C’est l’invention de la sauce aux huîtres en Chine continentale à la fin du 19e siècle qui est à l’origine de l’entreprise de la famille Lee Kum Kee (3). Les enfants de la 4e génération de la famille ont pris la décision de développer un « plan sur 1 000 ans » pour combler le fossé grandissant qui séparait les membres de la famille engagés dans les entreprises familiales et ceux qui ne l’étaient pas. Dans le cadre de la structure de leur famille entrepreneuriale, un Centre d’apprentissage et de développement de la famille a été créé en tant qu’entité du conseil de famille (4). Il soutient le modèle de communication multigénérationnelle de la famille pour permettre à ses membres de garder le contact, peu importe leur position et leur rôle, et pour accompagner le bassin des meilleurs talents dans une perspective de propriété et de leadership familial. Tout en étant distinct du bureau de gestion patrimonial, le BDAD en est toutefois intimement lié.

La famille Brenninkmeijer estime que la propriété entrepreneuriale doit être méritée et non héritée (5). Cette famille entrepreneuriale de sixième génération tire ses racines en Allemagne et dans les Pays-Bas. Tout aspirant chef de l’entreprise familiale et propriétaire du holding de leur entreprise familiale, Cofra, doit nécessairement effectuer un apprentissage de 15 ans, sans aucune garantie ultime. La propriété entrepreneuriale est une question d’admissibilité et non un droit. Cofra possède son propre bureau d’apprentissage et de développement qui est dirigé par un chef de famille et qui est également distinct de son bureau de gestion patrimonial, Anthos.

Promouvoir la vision familiale

Les exemples de BDAD décrits plus haut ont évolué au fil des décennies afin de répondre à la complexité croissante et à l’esprit d’administrateur des familles entrepreneuriales. Ils ont tous été initiés par des piliers visionnaires de ces familles et ont obtenu le soutien indéfectible de leurs aînés. Le BDAD améliore la capacité d’adaptation multigénérationnelle de la famille et leur aptitude à partager un but et un sens communs. Les membres de la famille qui atteignent leur plein potentiel et vivent heureux deviendront ultimement les artisans de nombreux objectifs personnels et collectifs.

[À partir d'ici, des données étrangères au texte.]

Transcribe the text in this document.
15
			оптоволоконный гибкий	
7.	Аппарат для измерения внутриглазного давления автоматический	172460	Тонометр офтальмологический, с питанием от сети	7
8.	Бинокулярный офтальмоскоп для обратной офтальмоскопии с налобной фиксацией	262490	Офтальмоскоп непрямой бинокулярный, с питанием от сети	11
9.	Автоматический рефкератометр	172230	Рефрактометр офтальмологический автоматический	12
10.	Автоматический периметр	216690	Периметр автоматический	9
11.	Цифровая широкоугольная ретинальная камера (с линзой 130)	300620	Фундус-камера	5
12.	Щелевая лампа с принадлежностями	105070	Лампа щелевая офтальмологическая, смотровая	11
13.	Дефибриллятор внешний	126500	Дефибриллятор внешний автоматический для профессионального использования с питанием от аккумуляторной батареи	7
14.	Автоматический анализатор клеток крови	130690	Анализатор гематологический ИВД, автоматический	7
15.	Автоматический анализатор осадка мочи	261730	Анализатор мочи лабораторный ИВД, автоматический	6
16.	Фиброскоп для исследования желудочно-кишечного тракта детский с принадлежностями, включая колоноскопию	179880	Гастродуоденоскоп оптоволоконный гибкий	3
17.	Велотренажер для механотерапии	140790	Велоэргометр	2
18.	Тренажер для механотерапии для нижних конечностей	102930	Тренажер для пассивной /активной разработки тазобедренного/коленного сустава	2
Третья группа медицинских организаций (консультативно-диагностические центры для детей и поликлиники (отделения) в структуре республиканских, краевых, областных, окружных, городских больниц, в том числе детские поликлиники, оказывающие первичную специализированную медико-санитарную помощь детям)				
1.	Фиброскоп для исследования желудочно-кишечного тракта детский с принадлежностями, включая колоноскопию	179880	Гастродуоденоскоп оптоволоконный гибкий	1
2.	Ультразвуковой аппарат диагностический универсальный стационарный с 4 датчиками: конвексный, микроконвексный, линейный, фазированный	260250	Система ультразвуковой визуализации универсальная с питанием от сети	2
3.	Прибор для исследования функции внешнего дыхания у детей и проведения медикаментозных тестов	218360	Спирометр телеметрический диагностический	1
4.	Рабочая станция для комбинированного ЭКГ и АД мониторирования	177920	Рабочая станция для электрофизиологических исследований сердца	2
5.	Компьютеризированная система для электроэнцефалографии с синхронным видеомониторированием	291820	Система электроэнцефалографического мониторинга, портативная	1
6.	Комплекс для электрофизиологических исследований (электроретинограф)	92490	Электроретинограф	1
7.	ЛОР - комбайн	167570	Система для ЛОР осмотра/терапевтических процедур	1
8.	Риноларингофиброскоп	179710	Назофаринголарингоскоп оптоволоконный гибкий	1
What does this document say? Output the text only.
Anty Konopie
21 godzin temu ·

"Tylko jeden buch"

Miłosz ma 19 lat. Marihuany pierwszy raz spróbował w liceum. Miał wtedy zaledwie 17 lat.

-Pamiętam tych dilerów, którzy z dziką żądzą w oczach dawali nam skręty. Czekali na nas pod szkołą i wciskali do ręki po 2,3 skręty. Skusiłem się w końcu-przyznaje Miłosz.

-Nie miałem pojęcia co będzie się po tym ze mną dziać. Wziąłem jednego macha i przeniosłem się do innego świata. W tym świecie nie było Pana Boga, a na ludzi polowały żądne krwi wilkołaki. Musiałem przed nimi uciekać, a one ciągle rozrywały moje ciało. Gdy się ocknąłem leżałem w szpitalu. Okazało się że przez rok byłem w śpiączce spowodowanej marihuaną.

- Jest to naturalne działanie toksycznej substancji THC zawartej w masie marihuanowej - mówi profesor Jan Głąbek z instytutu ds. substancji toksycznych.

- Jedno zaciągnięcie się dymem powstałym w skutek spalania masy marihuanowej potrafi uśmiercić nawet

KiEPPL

À titre de membre de la haute direction, le BDAD contribue à déployer les talents au sein de la famille afin de préserver la richesse et le bien-être de la famille.


1.MAYAUD, Antoine, Entreprendre en Famille : Mes 25 années au cœur d’une famille entreprenante.

2. https://en.wikipedia.org/wiki/Association_Familiale_Mulliez

3. SCHMIDT, Blake. A $15 Billion Oyster Sauce Family Plots to Survive 1,000 Years, Bloomberg, 29 août 2019

4. COHEN, Lauren et collab., The 1000 Year Plan : Lee Kum Kee and Sustaining a Family Culture, HBS, Novembre 2020.